Numa segunda de carnaval, num ano entre o aqui e o acolá, saiu todo amostrado o chapeleta para a grande competição.
Com suas roupas de ouro, seu chapéu do tamanho do mundo, sua botas de couro de jacaré e sua máscara importada diretamente de Veneza, ele estava certo de que seria o grande vencedor da grande peleja anual dos ex-caretas.
Para ficar tão bonito, gastou tudo o que tinha na compra de adereços e eram tantos que dariam para enfeitar um carro alegórico, daqueles que tem lá pras bandas do Rio de Janeiro, e ainda sobraria enfeite.
Mas como diz chapeleta: “Os fins justificam os meios e pra quem sabe calcular vale muito a pena gastar quinhentos pra apurar mais de mil”.
O relho de chapeleta era cheio de frescura: cabo de marfim, ponteira de fibra ótica, corda seda chinesa… No tempo d
os Caretas (e isso já faz muito tempo) relho que era relho estalava, mas na moda do chapeleta relho tem que estrelar.
Chegando a avenida central teve inicio a competição, mas algo estava errado, pois além do chapeleta não havia mais nenhum competidor.
Será que haviam esquecido? Será que não houve divulgação?
Bom, não importa. O que importa é que chapeleta, rapaz direito que é decidiu fazer assim mesmo sua tão ensaiada exibição, só pra ninguém comentar que ele papou o prêmio sem nada ter feito para merecer.
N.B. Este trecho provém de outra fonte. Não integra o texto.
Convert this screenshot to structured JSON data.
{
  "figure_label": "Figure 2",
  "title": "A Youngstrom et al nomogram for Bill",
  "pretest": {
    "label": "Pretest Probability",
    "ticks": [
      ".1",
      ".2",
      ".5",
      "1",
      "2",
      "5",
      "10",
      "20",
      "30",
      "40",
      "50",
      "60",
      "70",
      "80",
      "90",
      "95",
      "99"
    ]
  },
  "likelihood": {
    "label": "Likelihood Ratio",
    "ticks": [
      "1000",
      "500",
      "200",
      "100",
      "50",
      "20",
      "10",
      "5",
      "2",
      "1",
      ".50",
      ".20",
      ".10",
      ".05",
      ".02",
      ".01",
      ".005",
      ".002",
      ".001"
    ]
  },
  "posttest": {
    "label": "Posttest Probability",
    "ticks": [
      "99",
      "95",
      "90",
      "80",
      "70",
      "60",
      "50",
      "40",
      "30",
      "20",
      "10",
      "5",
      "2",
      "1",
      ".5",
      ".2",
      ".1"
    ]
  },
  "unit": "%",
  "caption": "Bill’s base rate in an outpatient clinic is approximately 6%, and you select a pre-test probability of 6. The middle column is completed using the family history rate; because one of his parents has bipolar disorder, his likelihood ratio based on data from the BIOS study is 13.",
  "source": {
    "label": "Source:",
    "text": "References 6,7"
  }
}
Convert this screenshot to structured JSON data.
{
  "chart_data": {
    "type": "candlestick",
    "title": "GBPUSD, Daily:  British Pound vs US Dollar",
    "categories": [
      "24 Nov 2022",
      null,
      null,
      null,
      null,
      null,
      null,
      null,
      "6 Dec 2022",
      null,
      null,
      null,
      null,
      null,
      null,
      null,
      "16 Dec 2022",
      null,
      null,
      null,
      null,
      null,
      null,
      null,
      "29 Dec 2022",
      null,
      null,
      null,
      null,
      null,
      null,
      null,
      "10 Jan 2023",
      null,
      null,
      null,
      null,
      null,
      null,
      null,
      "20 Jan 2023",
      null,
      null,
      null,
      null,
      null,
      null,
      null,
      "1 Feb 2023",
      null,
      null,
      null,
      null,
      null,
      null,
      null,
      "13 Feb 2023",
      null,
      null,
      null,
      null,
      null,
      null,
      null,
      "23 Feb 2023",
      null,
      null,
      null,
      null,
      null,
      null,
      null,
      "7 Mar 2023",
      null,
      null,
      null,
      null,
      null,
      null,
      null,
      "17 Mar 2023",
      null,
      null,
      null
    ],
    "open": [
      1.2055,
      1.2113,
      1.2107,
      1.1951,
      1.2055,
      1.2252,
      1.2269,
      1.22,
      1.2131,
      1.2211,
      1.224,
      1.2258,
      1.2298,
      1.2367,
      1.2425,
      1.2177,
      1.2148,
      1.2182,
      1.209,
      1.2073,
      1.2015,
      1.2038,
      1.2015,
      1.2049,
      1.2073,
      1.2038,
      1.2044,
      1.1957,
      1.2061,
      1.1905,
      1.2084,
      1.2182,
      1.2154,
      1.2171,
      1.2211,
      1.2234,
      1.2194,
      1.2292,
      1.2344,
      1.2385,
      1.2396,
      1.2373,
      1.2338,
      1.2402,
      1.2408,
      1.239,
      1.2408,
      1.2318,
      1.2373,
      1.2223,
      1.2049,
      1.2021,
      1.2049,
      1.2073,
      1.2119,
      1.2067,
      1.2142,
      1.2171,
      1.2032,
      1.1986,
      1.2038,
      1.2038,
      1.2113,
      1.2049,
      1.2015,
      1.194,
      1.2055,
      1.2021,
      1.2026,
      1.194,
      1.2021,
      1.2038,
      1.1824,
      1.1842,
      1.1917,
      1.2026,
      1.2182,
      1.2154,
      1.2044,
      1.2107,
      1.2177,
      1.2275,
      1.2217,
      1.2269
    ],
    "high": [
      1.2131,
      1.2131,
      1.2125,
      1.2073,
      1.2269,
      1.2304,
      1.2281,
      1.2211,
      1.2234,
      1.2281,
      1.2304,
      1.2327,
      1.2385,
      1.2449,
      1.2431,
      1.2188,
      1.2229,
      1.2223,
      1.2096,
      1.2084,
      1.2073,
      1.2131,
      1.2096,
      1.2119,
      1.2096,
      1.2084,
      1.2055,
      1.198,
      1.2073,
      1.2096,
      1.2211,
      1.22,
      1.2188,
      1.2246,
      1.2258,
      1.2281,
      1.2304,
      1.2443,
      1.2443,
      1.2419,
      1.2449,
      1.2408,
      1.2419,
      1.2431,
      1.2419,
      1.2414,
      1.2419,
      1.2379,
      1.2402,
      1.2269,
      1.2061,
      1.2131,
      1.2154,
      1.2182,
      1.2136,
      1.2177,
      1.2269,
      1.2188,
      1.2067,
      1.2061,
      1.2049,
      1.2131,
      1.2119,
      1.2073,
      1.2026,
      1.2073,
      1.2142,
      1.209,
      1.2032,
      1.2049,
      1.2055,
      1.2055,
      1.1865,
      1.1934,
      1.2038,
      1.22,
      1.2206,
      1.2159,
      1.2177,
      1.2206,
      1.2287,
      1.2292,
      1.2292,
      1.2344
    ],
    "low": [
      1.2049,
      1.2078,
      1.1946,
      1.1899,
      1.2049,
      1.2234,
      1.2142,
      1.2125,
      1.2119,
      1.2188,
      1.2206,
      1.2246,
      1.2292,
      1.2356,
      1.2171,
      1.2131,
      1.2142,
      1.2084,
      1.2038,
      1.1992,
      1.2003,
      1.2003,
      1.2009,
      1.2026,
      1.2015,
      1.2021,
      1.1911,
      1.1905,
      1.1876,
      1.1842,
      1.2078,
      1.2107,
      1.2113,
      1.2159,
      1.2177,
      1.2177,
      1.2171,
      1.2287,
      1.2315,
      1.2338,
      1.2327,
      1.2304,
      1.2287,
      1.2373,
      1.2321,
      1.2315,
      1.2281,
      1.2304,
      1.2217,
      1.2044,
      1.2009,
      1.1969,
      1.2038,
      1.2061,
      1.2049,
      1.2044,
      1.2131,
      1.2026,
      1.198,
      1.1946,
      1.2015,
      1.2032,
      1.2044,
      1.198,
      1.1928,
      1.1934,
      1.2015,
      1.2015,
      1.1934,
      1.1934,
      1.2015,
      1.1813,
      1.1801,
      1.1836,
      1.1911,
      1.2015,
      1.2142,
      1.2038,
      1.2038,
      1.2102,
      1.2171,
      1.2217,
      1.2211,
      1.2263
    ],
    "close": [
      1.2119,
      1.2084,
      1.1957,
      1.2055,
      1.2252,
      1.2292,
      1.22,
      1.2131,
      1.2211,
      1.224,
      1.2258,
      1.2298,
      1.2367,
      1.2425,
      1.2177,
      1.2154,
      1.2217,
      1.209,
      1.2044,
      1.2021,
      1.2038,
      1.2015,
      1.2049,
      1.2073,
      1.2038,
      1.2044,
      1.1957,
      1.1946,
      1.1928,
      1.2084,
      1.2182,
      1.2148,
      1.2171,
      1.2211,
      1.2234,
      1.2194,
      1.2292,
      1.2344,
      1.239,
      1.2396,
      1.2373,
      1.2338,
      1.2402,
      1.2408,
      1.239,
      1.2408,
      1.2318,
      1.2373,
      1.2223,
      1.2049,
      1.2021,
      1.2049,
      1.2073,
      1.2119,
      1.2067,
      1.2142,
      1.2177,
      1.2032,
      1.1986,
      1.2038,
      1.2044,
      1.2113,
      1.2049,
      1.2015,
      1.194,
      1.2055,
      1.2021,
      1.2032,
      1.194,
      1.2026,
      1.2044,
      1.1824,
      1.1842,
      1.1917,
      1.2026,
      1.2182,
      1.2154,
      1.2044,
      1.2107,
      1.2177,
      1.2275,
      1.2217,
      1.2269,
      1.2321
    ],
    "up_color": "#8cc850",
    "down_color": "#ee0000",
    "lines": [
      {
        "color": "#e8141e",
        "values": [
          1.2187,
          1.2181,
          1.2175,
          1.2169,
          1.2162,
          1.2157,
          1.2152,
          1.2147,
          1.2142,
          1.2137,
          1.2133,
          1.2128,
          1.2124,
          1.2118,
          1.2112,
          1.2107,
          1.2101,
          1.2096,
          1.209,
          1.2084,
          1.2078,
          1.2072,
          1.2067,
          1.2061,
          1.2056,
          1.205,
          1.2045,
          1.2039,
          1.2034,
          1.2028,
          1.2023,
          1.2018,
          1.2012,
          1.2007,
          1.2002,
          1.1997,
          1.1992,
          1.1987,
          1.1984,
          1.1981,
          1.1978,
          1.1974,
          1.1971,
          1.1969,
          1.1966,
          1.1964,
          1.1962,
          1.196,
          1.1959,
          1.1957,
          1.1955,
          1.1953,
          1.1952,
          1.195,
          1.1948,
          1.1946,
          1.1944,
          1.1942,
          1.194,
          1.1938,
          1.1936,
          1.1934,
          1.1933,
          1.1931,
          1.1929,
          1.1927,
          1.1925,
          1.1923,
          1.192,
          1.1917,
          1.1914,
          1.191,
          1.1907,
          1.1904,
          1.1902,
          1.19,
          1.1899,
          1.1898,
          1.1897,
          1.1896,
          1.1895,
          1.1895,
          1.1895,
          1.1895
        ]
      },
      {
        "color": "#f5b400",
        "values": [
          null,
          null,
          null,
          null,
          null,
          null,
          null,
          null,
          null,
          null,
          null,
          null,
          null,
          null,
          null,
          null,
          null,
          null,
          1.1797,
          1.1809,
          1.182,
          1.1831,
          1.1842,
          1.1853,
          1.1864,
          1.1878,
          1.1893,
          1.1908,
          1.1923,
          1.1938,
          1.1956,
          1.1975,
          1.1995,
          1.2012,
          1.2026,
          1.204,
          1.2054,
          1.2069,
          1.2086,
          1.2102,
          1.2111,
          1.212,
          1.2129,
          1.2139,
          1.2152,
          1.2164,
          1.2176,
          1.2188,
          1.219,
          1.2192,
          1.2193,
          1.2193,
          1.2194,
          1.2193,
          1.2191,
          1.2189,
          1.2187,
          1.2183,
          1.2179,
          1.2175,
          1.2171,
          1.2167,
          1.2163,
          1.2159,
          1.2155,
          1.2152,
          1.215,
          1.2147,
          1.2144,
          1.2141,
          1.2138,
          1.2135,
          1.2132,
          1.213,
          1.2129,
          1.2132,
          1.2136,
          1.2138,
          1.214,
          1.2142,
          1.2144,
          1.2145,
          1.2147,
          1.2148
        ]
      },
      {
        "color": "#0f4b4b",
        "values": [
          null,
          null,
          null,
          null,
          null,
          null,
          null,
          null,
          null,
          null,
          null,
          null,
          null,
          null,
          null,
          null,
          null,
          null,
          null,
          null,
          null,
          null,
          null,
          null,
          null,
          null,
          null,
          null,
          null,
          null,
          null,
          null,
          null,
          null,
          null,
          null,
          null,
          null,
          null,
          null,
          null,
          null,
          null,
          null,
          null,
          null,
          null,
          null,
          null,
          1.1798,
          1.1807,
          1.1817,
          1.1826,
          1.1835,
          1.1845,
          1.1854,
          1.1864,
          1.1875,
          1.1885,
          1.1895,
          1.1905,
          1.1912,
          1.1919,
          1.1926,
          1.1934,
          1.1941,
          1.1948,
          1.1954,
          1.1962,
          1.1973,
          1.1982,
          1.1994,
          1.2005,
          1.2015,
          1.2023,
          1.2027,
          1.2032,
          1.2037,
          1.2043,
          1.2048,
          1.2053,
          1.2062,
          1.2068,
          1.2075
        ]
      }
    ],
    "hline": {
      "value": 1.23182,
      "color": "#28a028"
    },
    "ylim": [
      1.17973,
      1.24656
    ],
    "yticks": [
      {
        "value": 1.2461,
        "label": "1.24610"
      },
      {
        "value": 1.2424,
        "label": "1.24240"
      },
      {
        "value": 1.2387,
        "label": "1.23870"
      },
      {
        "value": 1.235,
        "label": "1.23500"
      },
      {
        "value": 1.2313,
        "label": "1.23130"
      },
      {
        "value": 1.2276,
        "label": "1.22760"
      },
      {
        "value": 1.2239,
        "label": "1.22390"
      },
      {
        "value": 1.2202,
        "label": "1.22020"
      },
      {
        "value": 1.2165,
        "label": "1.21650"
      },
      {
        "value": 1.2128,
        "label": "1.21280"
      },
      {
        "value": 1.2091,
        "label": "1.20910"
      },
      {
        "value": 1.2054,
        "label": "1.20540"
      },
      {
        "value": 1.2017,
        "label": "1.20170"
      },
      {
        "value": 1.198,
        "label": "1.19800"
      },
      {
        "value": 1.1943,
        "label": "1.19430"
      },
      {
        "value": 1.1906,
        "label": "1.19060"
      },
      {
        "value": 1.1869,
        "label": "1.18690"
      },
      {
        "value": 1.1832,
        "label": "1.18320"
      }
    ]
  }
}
Chapeleta respirou fundo, mirou os distintos jurados e logo que ouviu seu nome anunciado no carro de som começou o seu balé: Deu três pulinhos pra esquerda, um cangapé, dois rabos-de-arraia, quatro
plie , cinco padedê e descambou na carreira.
Até que estava muito bonito o arroxa do ex-careta. O problema é que na hora de estal… digo, estrelar o seu relho o chapéu pendeu para um lado, as fitas embolaram no salto das botas do chapeleta e na agonia de não dar com a cara no calçamento, o nosso herói perdeu o impulso e o relho bateu fofo.
Chapeleta fez um pantim pra mostrar que estava tudo bem com ele, deu mais um pulinho e tentou mais uma vez pipocar o seu chicote, mas desta vez foi pior, pois o relho enganchou nas pernas do pobre palhaço. Daí ele perdeu de vez o equilíbrio, cambaleou e caiu de cara aos pés do inventor daquele grande evento. Ali caiu, ali adormeceu e nunca mais acordou.
Agora não tem mais carnaval, não tem estalo de relho, não há mais máscara, chapéu, nem tabuleta. Acabou-se a alegria, acabou-se a fantasia… Todo culpa do chapéu… O chapéu do chapeleta.

P. S.:Para que sabe ler, um traço é palhaço!